Go young with the plants you buy
When seeking to decorate your garden with plants, you could be tempted to buy some already sporting the kind of look you know you want. After all, when you source a fully grown plant, you can see for yourself what visual effect you are actually getting.
However, perhaps one of the most cost-effective ideas for a small garden is to pick up smaller, younger plants instead. In doing so, you can save money but still give yourself a plant that, if looked after as it should be, remains capable of reaching the same size as a mature plant.
Horticulture and landscaping lecturer Julie Kilpatrick has told Real Homes readers that young plants also ‘adapt far quicker to the environmental conditions specific to your garden.’
She further explained: ‘Mature plants look great in the short term but they might take so long to settle that younger plants will catch up and may even overtake them.’ These words of warning are a good reason for you to think twice about simply relying on starter pots from a garden centre.
Weave festoon lights into your garden design
How much time can you spend in your garden in one go? This can largely depend on what you actually do in that open-air space — and here are just some activities you could pursue there:
- Watering plants
- Painting the fencing
- Barbecuing
- Playing with the kids
However, the fun would have to end for the day as the night hours beckon… unless, of course, this garden is sufficiently illuminated through artificial means.
While you have many different options when it comes to how you light up your outdoor space, you could particularly benefit from renting these LED festoon lights from the HSS Hire team.
These lights present an effective option for low-level lighting and can easily be strung out along fences.
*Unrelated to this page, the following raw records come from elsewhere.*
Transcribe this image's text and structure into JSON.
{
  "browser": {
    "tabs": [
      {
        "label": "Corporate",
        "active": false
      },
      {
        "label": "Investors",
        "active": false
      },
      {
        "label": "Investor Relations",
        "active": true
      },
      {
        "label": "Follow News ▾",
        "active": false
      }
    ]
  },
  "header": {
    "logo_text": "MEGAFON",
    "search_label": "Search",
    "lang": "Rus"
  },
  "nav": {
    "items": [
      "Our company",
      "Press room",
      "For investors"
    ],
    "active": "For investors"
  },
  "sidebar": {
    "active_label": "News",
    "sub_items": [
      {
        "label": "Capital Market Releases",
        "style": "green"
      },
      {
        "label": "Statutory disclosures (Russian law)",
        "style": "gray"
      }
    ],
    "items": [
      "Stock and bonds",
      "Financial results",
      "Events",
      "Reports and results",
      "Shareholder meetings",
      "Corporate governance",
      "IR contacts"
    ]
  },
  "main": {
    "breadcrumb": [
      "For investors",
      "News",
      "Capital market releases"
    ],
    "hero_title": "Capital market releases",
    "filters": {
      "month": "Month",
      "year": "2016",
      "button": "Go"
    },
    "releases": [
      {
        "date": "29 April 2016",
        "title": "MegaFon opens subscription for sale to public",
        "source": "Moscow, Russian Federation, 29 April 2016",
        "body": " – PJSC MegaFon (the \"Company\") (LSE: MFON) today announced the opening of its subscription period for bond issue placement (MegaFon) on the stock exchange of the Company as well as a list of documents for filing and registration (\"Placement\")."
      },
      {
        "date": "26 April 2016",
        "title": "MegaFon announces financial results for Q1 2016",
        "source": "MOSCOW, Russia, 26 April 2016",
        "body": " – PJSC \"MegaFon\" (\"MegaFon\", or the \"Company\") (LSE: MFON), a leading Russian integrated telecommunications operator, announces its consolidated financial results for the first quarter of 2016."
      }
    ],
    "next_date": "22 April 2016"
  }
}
Since it might only be on the occasion that you want to use your garden at night, it could financially work out better for you if you rent garden lights rather than buy them.
Assemble a DIY garden bar
You might not exactly have had ‘garden bar’ on your ‘budget small garden ideas’ bingo card. However, a garden bar can actually prove a surprisingly practical feature if you opt to build it yourself, as you can make sure it follows specifications accounting for what little space you have.
This bar can essentially comprise a wall-mounted wooden pallet to which a drop-down platform is attached with a steel chain. Ideal Home has posted in-depth instructions on how to build a DIY pallet bar, for which you will need a few supplies — including:
- 3 wooden pallets
- Assorted sandpaper
- 1.5m length of steel chain (4mm x 32mm)
- Screws
- Eye hooks
You will also require some installation equipment — but we can help you there. Since drilling will be involved at various stages, we will be happy to provide you with the means of renting not only a drill but also drill bits.
Make a vintage-style signpost
As far as budget small garden ideas go, this one has to count as pretty quirky. However, for visitors especially, it can add a large degree of amusement to the backyard experience.
You would make this garden sign from reclaimed timber, starting with one long sturdy piece for the holding post. Our team at HSS Hire can lend you a jigsaw with which you would be able to cut points at one end of a wooden piece in order to create a pointer arrow.
After repeating this process to make multiple pointer arrows, you can proceed to paint words on each of them with weatherproof garden paint. Here are some ideas for what words you could put on those signs, obviously depending on what is actually in your garden:
- Herbs
- Vegetables
- Sunflowers
- Garden bar
Once you have finished painting the arrows, it would then be just a matter of nailing them to the long post before anchoring this into a planter or flowerbed.